US Military Plane With 4 on Board Crashes in Norway

US Military Plane With 4 on Board Crashes in Norway
File photo of a V-22 Osprey near the Wall Street Landing Zone in New York, N.Y., on Aug 14, 2020. Jim Watson/AFP via Getty Images
Updated:

A U.S. military aircraft carrying four people has crashed in northern Norway, the country’s rescue coordination center announced Friday.

A V-22 Osprey aircraft—a multi-mission, tiltrotor military aircraft with both vertical takeoff and landing—belonging to the U.S. Marine Corps “has hit the ground,” said a spokesperson for the Joint Rescue Coordination Centre (JRCC) in Norway.

The spokesperson said the status of the people on board the aircraft was not known.

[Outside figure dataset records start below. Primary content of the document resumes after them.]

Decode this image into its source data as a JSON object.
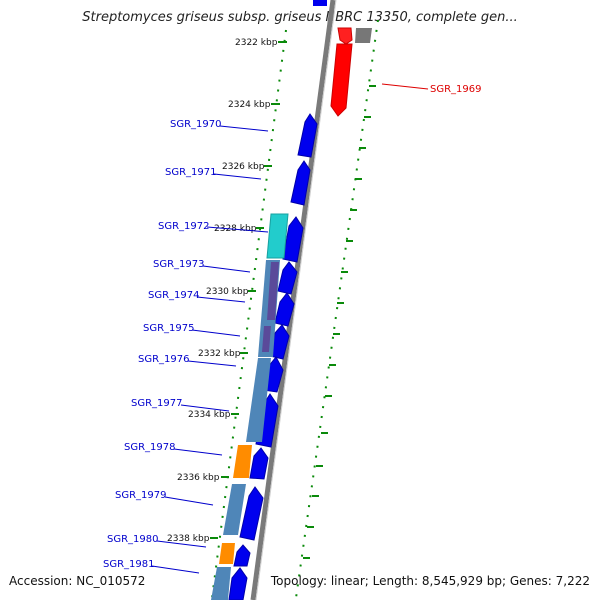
{
  "title": "Streptomyces griseus subsp. griseus NBRC 13350, complete gen...",
  "accession": "Accession: NC_010572",
  "summary": "Topology: linear; Length: 8,545,929 bp; Genes: 7,222",
  "ticks": [
    "2322 kbp",
    "2324 kbp",
    "2326 kbp",
    "2328 kbp",
    "2330 kbp",
    "2332 kbp",
    "2334 kbp",
    "2336 kbp",
    "2338 kbp"
  ],
  "genes": [
    "SGR_1969",
    "SGR_1970",
    "SGR_1971",
    "SGR_1972",
    "SGR_1973",
    "SGR_1974",
    "SGR_1975",
    "SGR_1976",
    "SGR_1977",
    "SGR_1978",
    "SGR_1979",
    "SGR_1980",
    "SGR_1981"
  ],
  "colors": {
    "forward": "#0000ee",
    "reverse": "#ff0000",
    "label_forward": "#0000cc",
    "label_reverse": "#dd0000",
    "cyan": "#22cccc",
    "steel": "#4f86b8",
    "orange": "#ff8c00",
    "tick": "#008000",
    "backbone": "#7a7a7a"
  }
}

The aircraft had been taking part in a NATO military exercise called Cold Response 2022. The naval, air, and ground drills started earlier this week and involve 30,000 troops, 220 aircraft, and 50 warships.
According to a statement from the JRCC of Northern Norway, the aircraft was reported missing at 6:26 p.m. local time, south of Bodo. It was due to land around 6:00 p.m., the statement said. The last known position of the aircraft was Saltfjellet.

The JRCC spokesperson said a rescue helicopter and a Norwegian military Orion plane were searching the area and located the plane from the air at 9:17 p.m. local time.

“We found it after an emergency signal was received,” he said. “Because of the bad weather, we cannot get down. Police and rescue services are on their way” by land, according to the spokesperson.

“Further coordination is handled by the police in Nordland,” per the JRCC statement.

According to NATO, the military drills that the plane is involved in involve “tens of thousands of troops from across Europe and North America [who] are training together in harsh climatic conditions.”

“Around 30,000 troops from 27 nations, including NATO’s close partners Finland and Sweden, are taking part in the exercise, as well as about 220 aircraft and more than 50 vessels,” NATO also wrote.

The drills are held every two years over large areas across Norway, including above the Arctic Circle. The latest drills were planned long before Moscow’s invasion of Ukraine on Feb. 24, and seek to explore how Norway would manage reinforcements. NATO said that it offered an invitation to Russia to observe the drills, but Moscow declined to attend.

Jack Phillips and Reuters contributed to this report.